BNN Bloomberg's mid-morning market update: Jan. 14, 2019
U.S. stocks could deliver big gains in 2019 if history is any guide, and some companies have more potential to outperform than others, according to Goldman Sachs Group Inc. (GS.N)
The S&P 500 typically rebounds after declining 20 per cent within a quarter, and historical precedents of policy concerns and late-cycle drawdowns show potential for major upside, Goldman strategists led by David Kostin wrote in a note dated Jan. 11. The U.S. benchmark came to the brink of a bear market late December before ending 2018 down 6.2 per cent after two years of gains.

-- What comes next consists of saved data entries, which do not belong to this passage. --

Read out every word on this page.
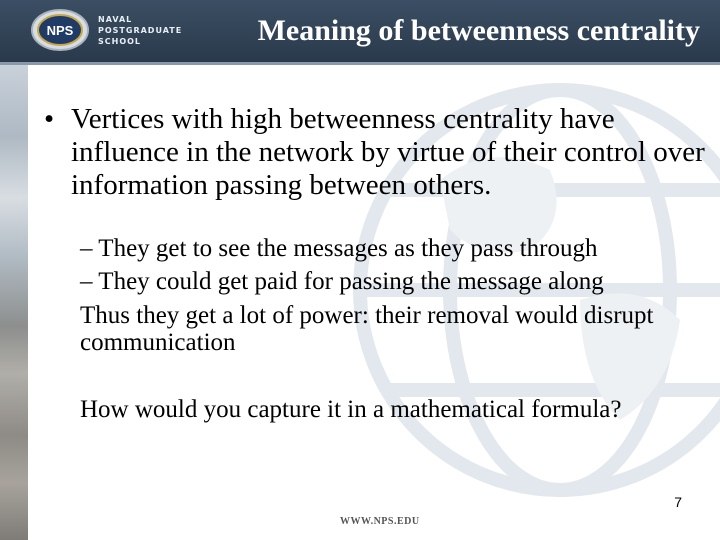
NPS
NAVAL
POSTGRADUATE
SCHOOL	Meaning of betweenness centrality
• Vertices with high betweenness centrality have influence in the network by virtue of their control over information passing between others.
– They get to see the messages as they pass through
– They could get paid for passing the message along
Thus they get a lot of power: their removal would disrupt communication
How would you capture it in a mathematical formula?
7
WWW.NPS.EDU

Companies with high and stable gross margins would be one area to consider, as with strong pricing power may be better able to withstand rising input costs, the report said. Such firms would include National Instruments Corp., Waters Corp., VMWare Inc. and Idexx Laboratories Inc.
Stocks forecast to boost margins by 50 basis points annually would also be attractive, the reports said. It added that such firms are scarce due to late-cycle dynamics, but they would include Netflix Inc., TripAdvisor Inc., Expedia Group Inc. and Chipotle Mexican Grill Inc.
High-quality stocks would also be good, according to the strategists, who bestow that label on equities with a superior return on equity versus the S&P 500, low drawdown risk and strong balance sheets. Alphabet Inc., Comcast Corp., PepsiCo Inc., Halliburton Co., BlackRock Inc. and Wells Fargo Corp. are among companies making the cut in that list.
Goldman also noted that stocks exposed to U.S.-China trade have lagged, including Micron Technology Inc., Corning Inc. and MGM Resorts International.